Exacerbating the Dangerfield lament is shared memories by too many of your neighbors, friends, and relatives of regrettable chemistry classroom experiences, rife with impenetrable teaching, bad grades, and chemophobia-evoking odors. For much of the public, the periodic table stands as an icon of fear and loathing rather than as a reminder of the vast scientific and technological achievement that has gone into its making and that derives from its application.
There’s more bad news. Chemists can talk a mile-a-minute among themselves, nodding knowingly even when using hypersyllabic strings referring to their favorite compounds and laboratory techniques. But that kind of talk, as is, makes the rest of the world nod off, complete with nightmares about what all of the jargon actually might mean. When it comes to communicating about their own discipline’s laudable and pivotal place in the history of the world and humanity, chemists most often don’t get passing grades.
None of this litany of woe is news, of course, and the chemistry community has been trying to earn the public’s interest and respect.

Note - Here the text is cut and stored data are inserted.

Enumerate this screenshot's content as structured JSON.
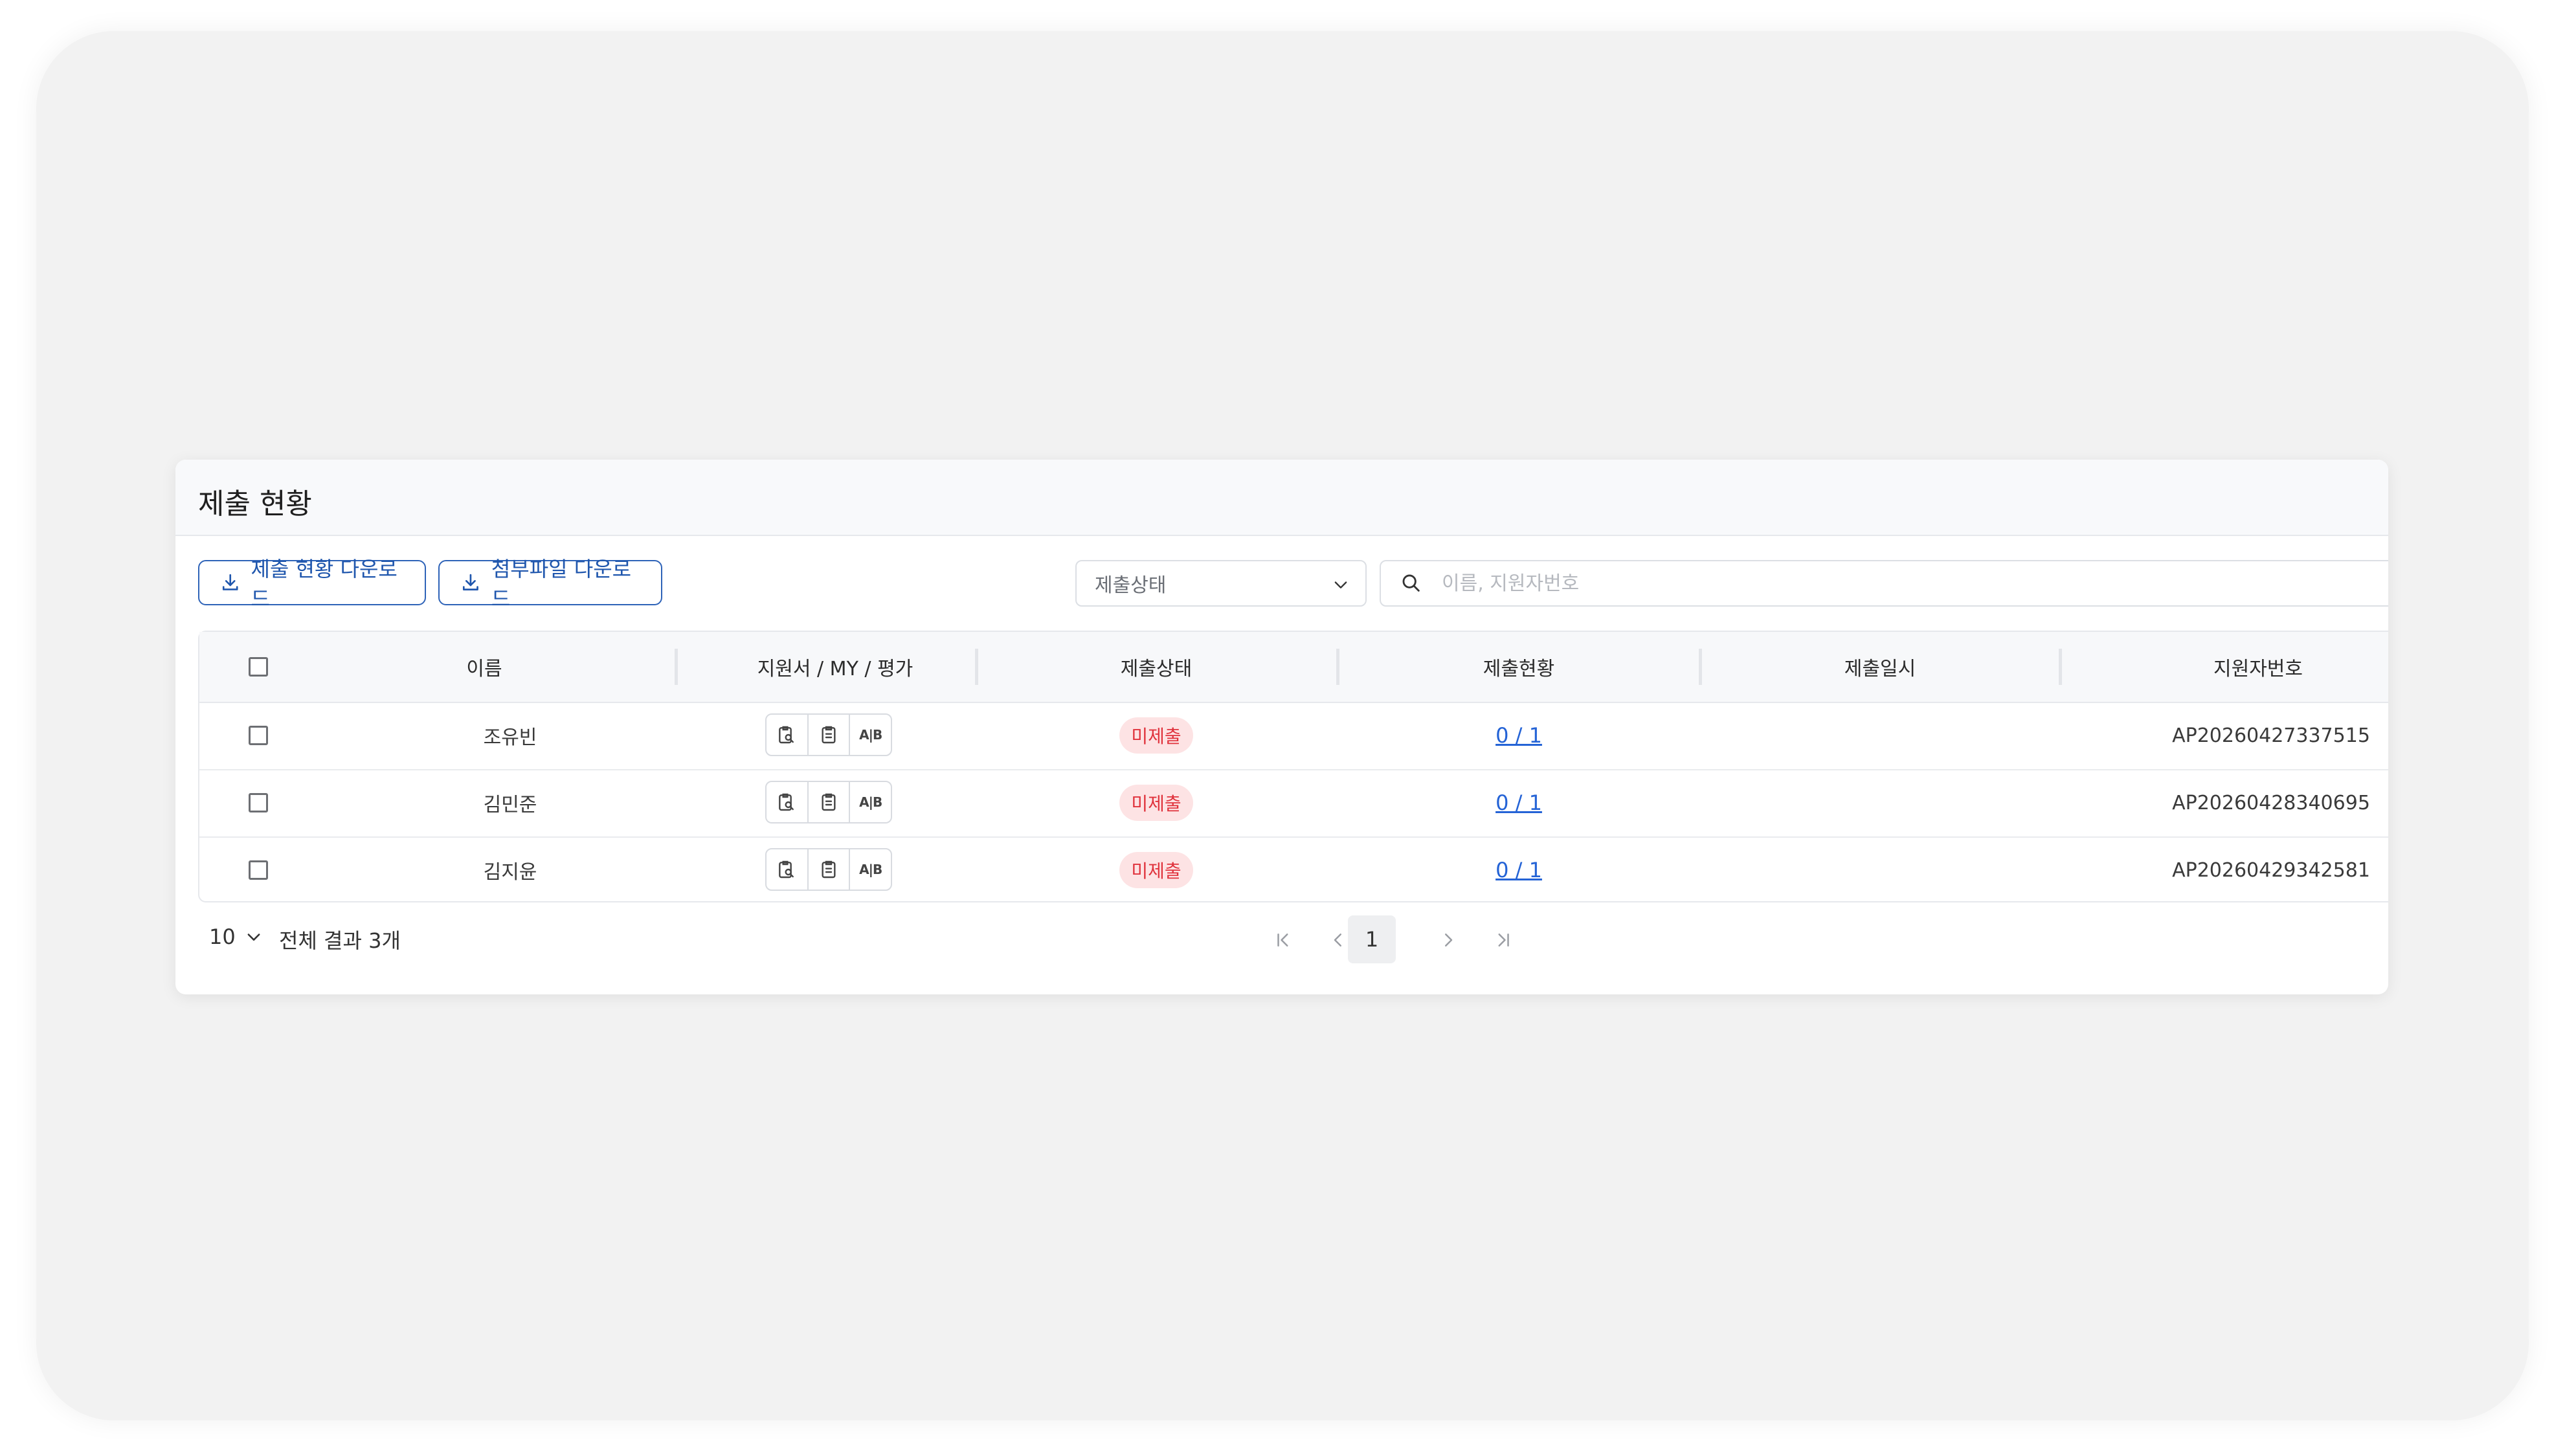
{
  "panel": {
    "title": "제출 현황",
    "download_status_label": "제출 현황 다운로드",
    "download_attachments_label": "첨부파일 다운로드"
  },
  "filters": {
    "status_select_value": "제출상태",
    "search_placeholder": "이름, 지원자번호",
    "search_value": ""
  },
  "table": {
    "columns": [
      "이름",
      "지원서 / MY / 평가",
      "제출상태",
      "제출현황",
      "제출일시",
      "지원자번호"
    ],
    "rows": [
      {
        "name": "조유빈",
        "status": "미제출",
        "progress": "0 / 1",
        "submitted_at": "",
        "applicant_no": "AP20260427337515",
        "ab_label": "A|B"
      },
      {
        "name": "김민준",
        "status": "미제출",
        "progress": "0 / 1",
        "submitted_at": "",
        "applicant_no": "AP20260428340695",
        "ab_label": "A|B"
      },
      {
        "name": "김지윤",
        "status": "미제출",
        "progress": "0 / 1",
        "submitted_at": "",
        "applicant_no": "AP20260429342581",
        "ab_label": "A|B"
      }
    ]
  },
  "footer": {
    "page_size": "10",
    "total_text": "전체 결과 3개",
    "current_page": "1"
  },
  "colors": {
    "accent": "#2e63b8",
    "badge_bg": "#fde3e4",
    "badge_text": "#e0323c",
    "link": "#2463d6"
  },
  "icons": [
    "download-icon",
    "chevron-down-icon",
    "search-icon",
    "document-search-icon",
    "clipboard-icon",
    "ab-test-icon",
    "first-page-icon",
    "prev-page-icon",
    "next-page-icon",
    "last-page-icon"
  ]
}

Many American Chemical Society presidents have identified better communication about chemistry’s societal contributions as a priority of their tenure. Each year, the society’s National Chemistry Week reaches out to the masses with pedagogical messages. Dow Chemical has invested millions of dollars in its Human Element ad campaign to remind readers of the New Yorker and Atlantic magazines, for example, that “science is in the business of solving problems.” And the American Chemistry Council, a major chemistry trade group, has had its industry-wide Essential2 campaign to demonstrate, in ACC’s words, “that chemistry is essential to safety, health, innovation, the environment, the economy … essential to our lives.”
And sometimes you run across grassroots initiatives.

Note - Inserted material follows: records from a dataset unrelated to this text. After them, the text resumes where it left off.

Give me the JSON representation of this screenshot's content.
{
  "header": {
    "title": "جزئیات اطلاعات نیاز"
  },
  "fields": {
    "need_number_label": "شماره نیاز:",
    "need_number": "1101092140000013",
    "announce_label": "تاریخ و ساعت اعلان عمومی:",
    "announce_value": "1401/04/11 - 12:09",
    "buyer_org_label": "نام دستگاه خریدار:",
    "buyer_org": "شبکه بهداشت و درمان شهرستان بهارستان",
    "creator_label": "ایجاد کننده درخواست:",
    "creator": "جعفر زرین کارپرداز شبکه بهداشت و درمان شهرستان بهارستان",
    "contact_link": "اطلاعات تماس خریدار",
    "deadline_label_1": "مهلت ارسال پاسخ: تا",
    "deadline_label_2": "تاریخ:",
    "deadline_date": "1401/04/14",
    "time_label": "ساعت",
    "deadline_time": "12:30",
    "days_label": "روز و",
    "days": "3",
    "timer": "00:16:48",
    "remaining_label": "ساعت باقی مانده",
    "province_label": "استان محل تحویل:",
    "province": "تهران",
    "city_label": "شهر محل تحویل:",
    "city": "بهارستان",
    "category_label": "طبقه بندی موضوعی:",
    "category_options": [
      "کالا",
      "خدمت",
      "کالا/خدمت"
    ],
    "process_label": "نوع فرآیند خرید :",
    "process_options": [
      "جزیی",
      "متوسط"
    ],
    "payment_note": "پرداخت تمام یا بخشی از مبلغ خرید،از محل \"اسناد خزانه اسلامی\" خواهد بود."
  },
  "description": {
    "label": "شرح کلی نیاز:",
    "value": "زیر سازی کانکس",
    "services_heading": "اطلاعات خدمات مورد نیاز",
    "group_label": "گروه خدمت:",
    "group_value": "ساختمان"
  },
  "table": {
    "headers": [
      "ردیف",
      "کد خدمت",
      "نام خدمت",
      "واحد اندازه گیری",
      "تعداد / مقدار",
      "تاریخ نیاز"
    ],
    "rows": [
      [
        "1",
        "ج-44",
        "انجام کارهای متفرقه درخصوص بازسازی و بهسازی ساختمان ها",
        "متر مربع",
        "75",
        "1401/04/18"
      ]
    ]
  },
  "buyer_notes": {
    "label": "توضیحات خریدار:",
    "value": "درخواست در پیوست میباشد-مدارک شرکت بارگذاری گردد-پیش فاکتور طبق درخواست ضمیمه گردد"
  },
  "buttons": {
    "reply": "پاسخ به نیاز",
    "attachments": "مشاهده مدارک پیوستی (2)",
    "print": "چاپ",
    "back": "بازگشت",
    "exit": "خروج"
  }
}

Last month, at the University of Washington (UW), Seattle, a select group of 15 early-career chemists from around the country gathered for a first-of-its-kind Chemistry Communication Leadership Institute. Small as it was, it is the sort of effort that could catalyze a cultural change in the chemistry community. Sponsored by the National Science Foundation, ACS, and UW, the five-day institute—with follow-on components throughout the year—is the brainchild of Deborah L. Illman, a Ph.D. chemist and a former C&EN reporter, who has been teaching and studying science communication at UW for more than a decade. Full disclosure: I enthusiastically participated as a speaker at the institute to describe a “journalist’s world” to the group.
It was an ambitious program. Participants learned how journalists work; where their ideas come from; how they pitch, write, and edit stories; and how public relations and public information officers fit into the communication process. They learned about science blogs and the differences between print and radio communication. Attendees interviewed UW scientists in mock press conferences. They had to write and produce engaging “elevator talks” about their work. They were even subjected to actors simulating tough-to-handle interviewees.

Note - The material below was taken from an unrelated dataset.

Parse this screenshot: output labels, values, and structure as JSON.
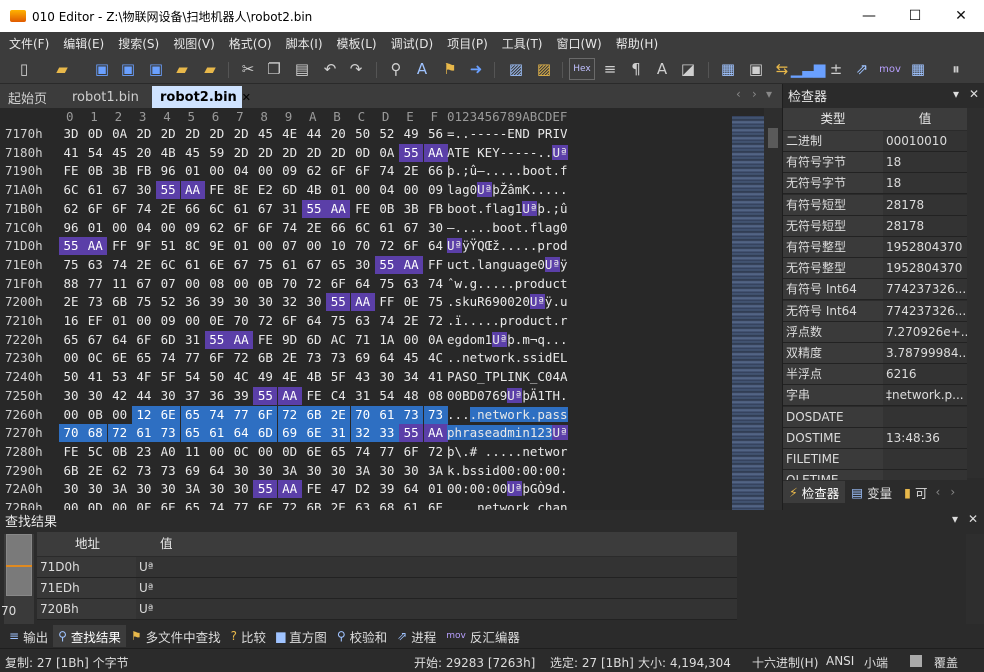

Preliminary feedback suggests the experience might have been transformative for some participants. Dick Co, a postdoc at Argonne-Northwestern Solar Energy Research Center, said, “We are all very inspired to go back and actually do something.” Michael Tarselli, a research associate at Scripps Research Institute, in Florida, said that “this course helped me to bolster my research career with new written, spoken, and digital ways to reach out to the wider world about my science. It was fantastic.”
Meanwhile, ACS is taking one of its largest steps ever to get its members into their local communities to tell stories about what they do. At the national meeting in August, 1,300 attendees signed up to serve as “Chemistry Ambassadors,” willing and ready to chat up chemistry in everyday contexts such as high schools and libraries. Just as the institute was getting under way at UW, Chemistry Ambassadors program coordinator Nancy Blount received the first public request for the service from a Bellevue, Wash., high school physics teacher who was orchestrating a science careers forum.
I tell yuh, these kinds of efforts could be just the way for the chemistry enterprise to get a little more respect.